De toeslagenaffaire heeft vooral veel eenoudergezinnen getroffen, veel gezinnen met een migratieachtergrond en veel gezinnen met een laag inkomen. Dat blijkt uit gegevens die het Centraal Bureau voor de Statistiek (CBS) heeft verzameld in opdracht van de Inspectie Justitie en Veiligheid.

De Inspectie JenV onderzoekt nu verder waarom gezinnen die slachtoffer zijn van de kinderopvangtoeslagaffaire te maken hebben gekregen met kinderbeschermingsmaatregelen. Zij publiceert vandaag de opzet hiervoor. Zij wil nagaan of en hoe het falen van de overheid in de toeslagenaffaire doorwerkte in de jeugdbescherming.

De CBS-tabellen vermelden kenmerken van gedupeerde gezinnen als de samenstelling van het huishouden, opleidingsniveau, herkomst, herkomstland, belangrijkste inkomstenbron, huishoudinkomen en vermogen. Daarmee is voor het eerst een feitelijk beeld opgesteld van de tot nu toe (on)bekende groep gedupeerden van de toeslagenaffaire.

Daarin werden tienduizenden ouders vanaf 2005 onterecht verdacht van fraude met kinderopvangtoeslag. Zij kwamen in financiële problemen omdat zij veel geld moesten terugbetalen aan de Belastingdienst. Overheid en rechtspraak beschermden hen hier niet tegen. De grondbeginselen van de rechtstaat zijn hierdoor geschonden.

Eerste beeld gedupeerde ouders
De CBS-tabellen laten zien dat de toeslagenaffaire vooral veel eenoudergezinnen trof, veel gezinnen met een migratieachtergrond, veel gezinnen met een laag inkomen, veel gezinnen met een bijstandsuitkering en veel gezinnen met een laag of negatief eigen vermogen.

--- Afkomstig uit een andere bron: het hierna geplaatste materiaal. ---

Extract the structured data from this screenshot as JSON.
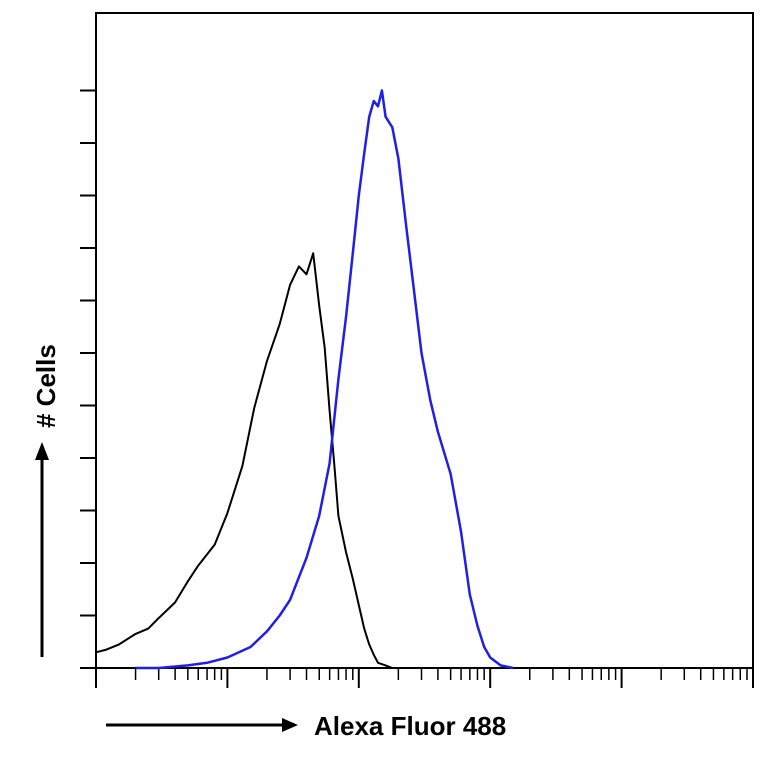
{
  "chart_data": {
    "type": "line",
    "title": "",
    "xlabel": "Alexa Fluor 488",
    "ylabel": "# Cells",
    "x_scale": "log",
    "xlim": [
      0.1,
      10000
    ],
    "ylim": [
      0,
      120
    ],
    "grid": false,
    "legend": "none",
    "series": [
      {
        "color": "#000000",
        "x": [
          0.1,
          0.12,
          0.15,
          0.2,
          0.25,
          0.3,
          0.4,
          0.5,
          0.6,
          0.8,
          1.0,
          1.3,
          1.6,
          2.0,
          2.5,
          3.0,
          3.5,
          4.0,
          4.5,
          5.0,
          5.5,
          6.0,
          6.5,
          7.0,
          8.0,
          9.0,
          10.0,
          11.0,
          12.0,
          13.0,
          14.0,
          16.0,
          18.0,
          20.0
        ],
        "y": [
          3,
          3.5,
          4.5,
          6.5,
          7.5,
          9.5,
          12.5,
          16.5,
          19.5,
          23.5,
          29.5,
          38.5,
          49.5,
          58.5,
          65.5,
          73,
          76.5,
          75,
          79,
          69,
          61,
          49,
          39,
          29,
          22,
          17,
          12,
          7.5,
          4.5,
          2.5,
          1,
          0.5,
          0,
          0
        ]
      },
      {
        "color": "#1f1fe6",
        "x": [
          0.2,
          0.3,
          0.5,
          0.7,
          1.0,
          1.5,
          2.0,
          2.5,
          3.0,
          4.0,
          5.0,
          6.0,
          7.0,
          8.0,
          9.0,
          10.0,
          11.0,
          12.0,
          13.0,
          14.0,
          15.0,
          16.0,
          18.0,
          20.0,
          23.0,
          26.0,
          30.0,
          35.0,
          40.0,
          50.0,
          60.0,
          70.0,
          80.0,
          90.0,
          100.0,
          120.0,
          150.0
        ],
        "y": [
          0,
          0,
          0.5,
          1,
          2,
          4,
          7,
          10,
          13,
          21,
          29,
          39,
          55,
          67,
          79,
          90,
          98,
          105,
          108,
          107,
          110,
          105,
          103,
          97,
          84,
          73,
          60,
          51,
          45,
          37,
          26,
          14,
          8,
          4,
          2,
          0.5,
          0
        ]
      }
    ]
  }
}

De Inspectie JenV wil ook weten of toeslagouders mogelijk ongelijk behandeld zijn. Om de inspectievraag te beantwoorden, is het CBS nu de kenmerken aan het verzamelen van gezinnen die niet gedupeerd zijn door de toeslagenaffaire. Om zo te achterhalen of gedupeerde toeslaggezinnen een grotere kans hadden om te maken te krijgen met een kinderbeschermingsmaatregel (met of zonder een uithuisplaatsing) dan niet-gedupeerde gezinnen in overigens zo vergelijkbaar mogelijke kenmerken en omstandigheden.

Tweede deelonderzoek
Het tweede deelonderzoek dat de Inspectie JenV uitvoert, is onder meer een verdieping van de CBS-resultaten. Het moet bijvoorbeeld duidelijk maken waarom gedupeerde gezinnen te maken kregen met kinderbeschermingsmaatregelen, of de toeslagenaffaire bij hen mogelijk de maatregel in gang zette of dat proces versnelde. De bevindingen moeten verder aangeven welke factoren een rol speelden en wat de verbeterpunten zijn.

De Inspectie JenV betrekt bij dit onderzoek ouders, externe deskundigen en medewerkers uit de jeugdbeschermingsketen. Zij wil bijvoorbeeld gedupeerde gezinnen interviewen over hun ervaringen.

De Inspectie JenV is niet bevoegd om te bepalen of een kind terecht uit huis is geplaatst of niet.